Graduate School of Human Sexuality, Shu-Te University, Kaohsiung, Taiwan.
Taiwan J Obstet Gynecol. 2018 Dec;57(6):791-795. doi: 10.1016/j.tjog.2018.10.003.
Hypoactive Sexual Desire Disorder (HSDD) was the most common subtype of female sexual dysfunction; however, little was known about why Chinese women with HSDD were willing to seek medical help. This study aimed to identify predictive factors of seeking treatment for HSDD.
260 outpatient premenopausal women who met the DSM-IV-TR criteria for HSDD for at least 6 months were recruited. All cases were divided into groups of willing to be treated and unwilling to be treated. The main outcome measures in this study were the Sexual Desire Relationship Distress Scale (SDRDS) score, physical and psychosexual characteristics, and Health Belief Model (HBM) variables.

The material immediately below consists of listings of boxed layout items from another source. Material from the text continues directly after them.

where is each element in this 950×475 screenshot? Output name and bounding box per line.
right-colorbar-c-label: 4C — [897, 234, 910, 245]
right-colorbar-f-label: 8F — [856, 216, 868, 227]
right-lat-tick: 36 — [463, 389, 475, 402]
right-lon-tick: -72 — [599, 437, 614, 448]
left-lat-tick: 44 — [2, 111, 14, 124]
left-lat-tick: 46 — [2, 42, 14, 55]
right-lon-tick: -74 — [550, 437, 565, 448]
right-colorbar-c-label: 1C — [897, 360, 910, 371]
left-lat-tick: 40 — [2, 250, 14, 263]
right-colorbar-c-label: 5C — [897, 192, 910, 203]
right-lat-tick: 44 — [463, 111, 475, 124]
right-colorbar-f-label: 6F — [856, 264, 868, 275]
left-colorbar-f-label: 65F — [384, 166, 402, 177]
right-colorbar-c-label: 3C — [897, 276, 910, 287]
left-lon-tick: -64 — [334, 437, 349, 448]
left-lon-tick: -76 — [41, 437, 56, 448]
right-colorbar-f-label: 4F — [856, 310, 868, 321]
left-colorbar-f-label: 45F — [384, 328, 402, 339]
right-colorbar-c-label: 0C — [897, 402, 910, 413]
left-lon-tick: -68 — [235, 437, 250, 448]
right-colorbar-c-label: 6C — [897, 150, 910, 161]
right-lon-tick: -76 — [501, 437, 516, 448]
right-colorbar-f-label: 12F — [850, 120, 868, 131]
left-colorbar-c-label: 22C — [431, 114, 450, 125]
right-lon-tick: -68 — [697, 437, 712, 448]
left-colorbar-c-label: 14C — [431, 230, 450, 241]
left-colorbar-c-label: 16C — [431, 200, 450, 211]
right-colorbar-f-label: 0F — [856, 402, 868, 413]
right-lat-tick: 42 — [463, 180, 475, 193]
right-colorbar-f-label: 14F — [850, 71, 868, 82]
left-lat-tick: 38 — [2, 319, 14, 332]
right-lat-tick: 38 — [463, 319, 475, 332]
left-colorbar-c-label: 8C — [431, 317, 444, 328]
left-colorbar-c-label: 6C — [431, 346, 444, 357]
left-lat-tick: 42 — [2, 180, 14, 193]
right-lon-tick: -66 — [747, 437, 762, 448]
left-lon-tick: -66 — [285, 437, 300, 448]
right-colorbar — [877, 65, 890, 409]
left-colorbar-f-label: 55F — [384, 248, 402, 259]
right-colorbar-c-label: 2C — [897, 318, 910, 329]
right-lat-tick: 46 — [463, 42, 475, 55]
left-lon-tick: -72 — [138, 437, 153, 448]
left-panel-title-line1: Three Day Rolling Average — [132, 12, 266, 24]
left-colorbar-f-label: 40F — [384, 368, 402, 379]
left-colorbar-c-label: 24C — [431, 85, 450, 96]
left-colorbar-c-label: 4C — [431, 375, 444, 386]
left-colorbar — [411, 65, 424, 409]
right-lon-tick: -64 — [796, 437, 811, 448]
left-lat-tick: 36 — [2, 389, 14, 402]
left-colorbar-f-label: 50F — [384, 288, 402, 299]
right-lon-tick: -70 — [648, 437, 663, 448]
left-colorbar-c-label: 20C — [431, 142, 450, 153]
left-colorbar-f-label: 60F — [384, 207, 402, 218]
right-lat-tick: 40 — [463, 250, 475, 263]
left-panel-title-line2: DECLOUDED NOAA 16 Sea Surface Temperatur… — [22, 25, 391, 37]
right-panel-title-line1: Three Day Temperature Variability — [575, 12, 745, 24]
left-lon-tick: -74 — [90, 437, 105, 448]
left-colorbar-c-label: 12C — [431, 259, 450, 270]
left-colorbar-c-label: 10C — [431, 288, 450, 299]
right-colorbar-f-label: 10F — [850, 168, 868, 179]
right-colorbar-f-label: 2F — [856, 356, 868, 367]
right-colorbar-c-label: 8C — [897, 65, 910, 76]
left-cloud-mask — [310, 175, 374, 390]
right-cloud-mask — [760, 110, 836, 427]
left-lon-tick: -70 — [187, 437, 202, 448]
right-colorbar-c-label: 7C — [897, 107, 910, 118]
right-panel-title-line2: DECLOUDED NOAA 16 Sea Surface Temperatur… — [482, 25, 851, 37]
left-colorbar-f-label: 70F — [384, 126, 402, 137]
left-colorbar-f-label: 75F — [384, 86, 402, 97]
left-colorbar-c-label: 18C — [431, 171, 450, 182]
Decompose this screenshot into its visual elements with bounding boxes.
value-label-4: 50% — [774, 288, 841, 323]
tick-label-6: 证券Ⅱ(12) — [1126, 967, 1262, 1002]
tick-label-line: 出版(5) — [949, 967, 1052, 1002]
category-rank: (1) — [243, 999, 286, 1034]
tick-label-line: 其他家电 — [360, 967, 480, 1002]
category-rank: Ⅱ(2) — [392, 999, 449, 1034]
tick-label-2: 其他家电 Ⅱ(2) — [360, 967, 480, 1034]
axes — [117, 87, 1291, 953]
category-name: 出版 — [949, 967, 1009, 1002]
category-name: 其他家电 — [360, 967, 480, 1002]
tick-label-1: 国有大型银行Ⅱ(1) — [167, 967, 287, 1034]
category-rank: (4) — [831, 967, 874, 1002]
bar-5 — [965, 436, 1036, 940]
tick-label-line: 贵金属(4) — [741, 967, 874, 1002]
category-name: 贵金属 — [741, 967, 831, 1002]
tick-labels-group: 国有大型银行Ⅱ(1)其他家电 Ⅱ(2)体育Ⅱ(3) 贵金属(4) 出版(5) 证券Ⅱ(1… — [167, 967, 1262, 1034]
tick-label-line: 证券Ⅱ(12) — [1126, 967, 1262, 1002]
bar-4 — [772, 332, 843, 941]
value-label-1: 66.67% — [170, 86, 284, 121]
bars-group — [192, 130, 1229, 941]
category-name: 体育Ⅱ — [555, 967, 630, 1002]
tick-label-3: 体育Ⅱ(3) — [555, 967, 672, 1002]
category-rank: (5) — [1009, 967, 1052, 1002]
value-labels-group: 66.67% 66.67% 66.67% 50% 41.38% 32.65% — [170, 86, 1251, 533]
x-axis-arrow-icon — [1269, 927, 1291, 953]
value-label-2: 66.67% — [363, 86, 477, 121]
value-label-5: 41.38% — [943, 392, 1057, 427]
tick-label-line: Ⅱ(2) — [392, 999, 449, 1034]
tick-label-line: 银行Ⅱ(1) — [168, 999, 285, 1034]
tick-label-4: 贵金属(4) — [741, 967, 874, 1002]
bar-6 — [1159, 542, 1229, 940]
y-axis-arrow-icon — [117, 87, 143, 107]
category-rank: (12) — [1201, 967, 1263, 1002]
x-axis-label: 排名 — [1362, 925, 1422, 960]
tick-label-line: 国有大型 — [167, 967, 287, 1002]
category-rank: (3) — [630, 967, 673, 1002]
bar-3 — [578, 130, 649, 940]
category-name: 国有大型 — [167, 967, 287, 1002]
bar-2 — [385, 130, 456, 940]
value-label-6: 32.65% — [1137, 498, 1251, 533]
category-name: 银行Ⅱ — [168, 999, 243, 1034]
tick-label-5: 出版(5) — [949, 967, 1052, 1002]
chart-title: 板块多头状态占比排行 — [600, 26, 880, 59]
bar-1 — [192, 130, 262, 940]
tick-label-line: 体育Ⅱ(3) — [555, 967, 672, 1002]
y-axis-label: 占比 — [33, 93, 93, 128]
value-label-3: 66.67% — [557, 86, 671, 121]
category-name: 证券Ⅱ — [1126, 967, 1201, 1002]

Women with willingness to be treated were significantly associated with fewer experiences of sexual assault (P = 0.033), longer relationship with a partner (P = 0.039), greater agreement about the severity of mental health injury as a result of HSDD (P = 0.008), more cues to action of sexual treatment (P < 0.05), higher self-efficacy (P < 0.05), and lesser treatment barriers including embarrassment about discussing desire problems with a physician (P = 0.026) and partner disagreement (P = 0.005). A relationship of more than 36 months (OR = 7.92), cues to action (OR = 1.70), and self-efficacy (OR = 1.76) could significantly predict willingness to be treated.
HBM was useful in predicting treatment intent in premenopausal women with HSDD. These findings suggest ways to increase the rate of those seeking treatment in the future.
性欲减退障碍(HSDD)是女性性功能障碍最常见的亚型;然而,对于患有HSDD的中国女性愿意寻求医疗帮助的原因却知之甚少。本研究旨在确定HSDD寻求治疗的预测因素。
招募了260名符合DSM-IV-TR标准的绝经前门诊女性,她们患有HSDD至少6个月。所有病例分为愿意接受治疗组和不愿意接受治疗组。本研究的主要结局指标为性欲关系困扰量表(SDRDS)评分、身体和性心理特征以及健康信念模型(HBM)变量。
愿意接受治疗的女性与性侵犯经历较少显著相关(P = 0.033)、与伴侣关系持续时间较长(P = 0.039)、对HSDD导致的心理健康伤害严重程度的认同度更高(P = 0.008)、更多的性治疗行动线索(P < 0.05)、更高的自我效能感(P < 0.05)以及较少的治疗障碍,包括与医生讨论欲望问题时的尴尬(P = 0.026)和伴侣的不同意(P = 0.005)。超过36个月的关系(OR = 7.92)、行动线索(OR = 1.70)和自我效能感(OR = 1.76)可显著预测接受治疗的意愿。
健康信念模型有助于预测绝经前患有HSDD女性的治疗意愿。这些发现为未来提高寻求治疗者的比例提供了方法。